Correctness: The method and empirical methodology are correct for me. However, there is a slight difference between the theoretical results (Lemma 1 and Theorem) in the main text and the appendix. The theoretical results in the appendix seem correct.
Clarity: The paper is well-written and easy to follow.
Relation to Prior Work: This paper elaborates on the main difference from previous works.
Reproducibility: Yes
Additional Feedback: The paper raises an interesting problem in graph embedding, and proposed novel curvature regularizations to address the problem. The proposed regularizations are validated in 8 real graph datasets. I have some additional concerns and suggestions about this paper. 1. Do the proposed curvature regularizations prevent the distortion defined in Eq. 1 in experiments? The authors should validate it by calculating the distortion $\rho$ for the embeddings in experiments. 2. The convergence of Algorithm 1 is not clear. It would be nice if the authors can present convergence curve in experiments on real graph datasets. 3. In literature, there are many manifold learning (non-linear dimension reduction) technologies. Can we prevent the distortion of embedding manifold via applying those technologies to the curved graph embedding? What's the difference between this strategy and the curvature regularization? 4. The authors are suggested to share the source code to the public. i have read the rebuttal, thanks
Summary and Contributions: This paper draws attention to the distortion problem in proximity-preserving graph embedding caused by curved embedding manifolds, which is crucial but neglected. Based on several observations of causes of the distortion and the impact of the distortion, this paper proposes a novel angle-based sectional curvature to measure the curvature in the embedding manifold and several curvature regularizations to alleviate the distortions and enforce the embedding manifolds to be flat in Euclidean space. Popular node embedding methods equipped with the proposed angle-based sectional curvature regularization achieves superior improvements on several datasets. Experimental results indicate the importance of the distortion in graph embedding and demonstrate the impacts of the proposed curvature regularization method.
Strengths: 1.This paper provides solid theoretical analysis of the distortion and curvature in proximity-preserving graph embedding. 2.This paper proposes a novel measure ABS curvature and a curvature regularization to cope with the distortion to induce a flat embedding manifold. 3.The proposed regularization term performs well and significantly improve several graph embedding methods (Matrix Factorization, DeepWalk and etc.) on various datasets. The general regularization term can be applied to more methods to induce embedding manifolds with low distortion. 4.Theoretical analysis and solutions are formulated well, which is clear to understand .

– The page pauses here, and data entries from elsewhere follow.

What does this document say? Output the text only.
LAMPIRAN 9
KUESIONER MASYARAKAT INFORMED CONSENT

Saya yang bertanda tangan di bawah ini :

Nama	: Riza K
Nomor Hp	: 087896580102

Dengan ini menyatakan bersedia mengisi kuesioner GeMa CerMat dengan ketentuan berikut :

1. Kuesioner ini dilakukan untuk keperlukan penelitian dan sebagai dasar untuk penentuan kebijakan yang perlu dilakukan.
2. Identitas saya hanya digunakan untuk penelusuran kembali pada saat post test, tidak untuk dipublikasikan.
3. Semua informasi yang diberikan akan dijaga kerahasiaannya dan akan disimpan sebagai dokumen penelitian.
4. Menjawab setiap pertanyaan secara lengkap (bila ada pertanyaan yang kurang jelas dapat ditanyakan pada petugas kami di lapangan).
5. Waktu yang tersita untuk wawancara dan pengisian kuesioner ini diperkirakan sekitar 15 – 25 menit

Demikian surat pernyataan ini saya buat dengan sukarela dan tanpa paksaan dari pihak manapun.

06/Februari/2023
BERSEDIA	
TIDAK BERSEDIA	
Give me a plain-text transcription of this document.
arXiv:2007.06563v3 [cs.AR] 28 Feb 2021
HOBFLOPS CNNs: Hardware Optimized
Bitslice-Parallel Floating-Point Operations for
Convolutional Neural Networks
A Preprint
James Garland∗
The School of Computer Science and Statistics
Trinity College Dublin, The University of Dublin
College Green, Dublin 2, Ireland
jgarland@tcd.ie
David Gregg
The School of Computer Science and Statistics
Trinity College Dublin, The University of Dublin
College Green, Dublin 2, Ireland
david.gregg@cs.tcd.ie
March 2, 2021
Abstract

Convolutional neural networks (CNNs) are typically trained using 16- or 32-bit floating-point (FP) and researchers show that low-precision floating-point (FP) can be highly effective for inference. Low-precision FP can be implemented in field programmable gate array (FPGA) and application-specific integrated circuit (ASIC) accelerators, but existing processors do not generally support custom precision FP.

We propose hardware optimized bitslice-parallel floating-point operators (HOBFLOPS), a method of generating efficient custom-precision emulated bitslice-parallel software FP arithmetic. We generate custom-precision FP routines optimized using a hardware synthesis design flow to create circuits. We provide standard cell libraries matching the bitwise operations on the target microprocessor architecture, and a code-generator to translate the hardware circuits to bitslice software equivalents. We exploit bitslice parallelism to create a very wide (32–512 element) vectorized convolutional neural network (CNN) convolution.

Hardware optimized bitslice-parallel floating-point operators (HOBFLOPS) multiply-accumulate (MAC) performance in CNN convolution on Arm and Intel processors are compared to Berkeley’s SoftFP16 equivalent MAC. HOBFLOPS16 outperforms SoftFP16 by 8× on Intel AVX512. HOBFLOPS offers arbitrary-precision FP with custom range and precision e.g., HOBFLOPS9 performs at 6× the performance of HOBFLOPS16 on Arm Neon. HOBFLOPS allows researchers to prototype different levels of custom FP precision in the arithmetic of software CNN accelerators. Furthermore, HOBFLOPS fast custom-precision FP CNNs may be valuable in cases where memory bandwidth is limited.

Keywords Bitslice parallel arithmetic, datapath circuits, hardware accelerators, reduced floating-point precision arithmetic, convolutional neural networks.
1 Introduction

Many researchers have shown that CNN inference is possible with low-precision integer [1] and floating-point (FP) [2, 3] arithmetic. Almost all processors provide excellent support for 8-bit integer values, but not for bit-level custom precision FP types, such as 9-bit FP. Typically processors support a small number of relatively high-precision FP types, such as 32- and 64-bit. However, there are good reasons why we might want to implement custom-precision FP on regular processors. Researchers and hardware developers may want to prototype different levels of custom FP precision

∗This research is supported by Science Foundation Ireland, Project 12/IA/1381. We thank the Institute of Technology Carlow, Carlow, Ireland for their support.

Weaknesses: This paper is well-written, methods are straightforward, and the experiments are demonstrative but the length of the paper exceeds 8.
Correctness: Claims and methods in this paper are correct. This paper points out the distortion of embedding manifolds in proximity-preserving graph embedding. To make the embedding manifolds flat, it provides curvature regularizations to restrict the curvature when embedding.
Clarity: Yes, the paper is well written and I can clearly understand the proposed method.
Relation to Prior Work: Yes, this paper clearly discussed the difference. This paper discovers the curvature and distortion problem in graph embedding and presents a novel method to solve it.
Reproducibility: No
Additional Feedback: I've read all reviews and the response and it covers most concerns. The idea of this paper is novel and effective. Some mistakes and unclear statements should be revised. I keep my rating.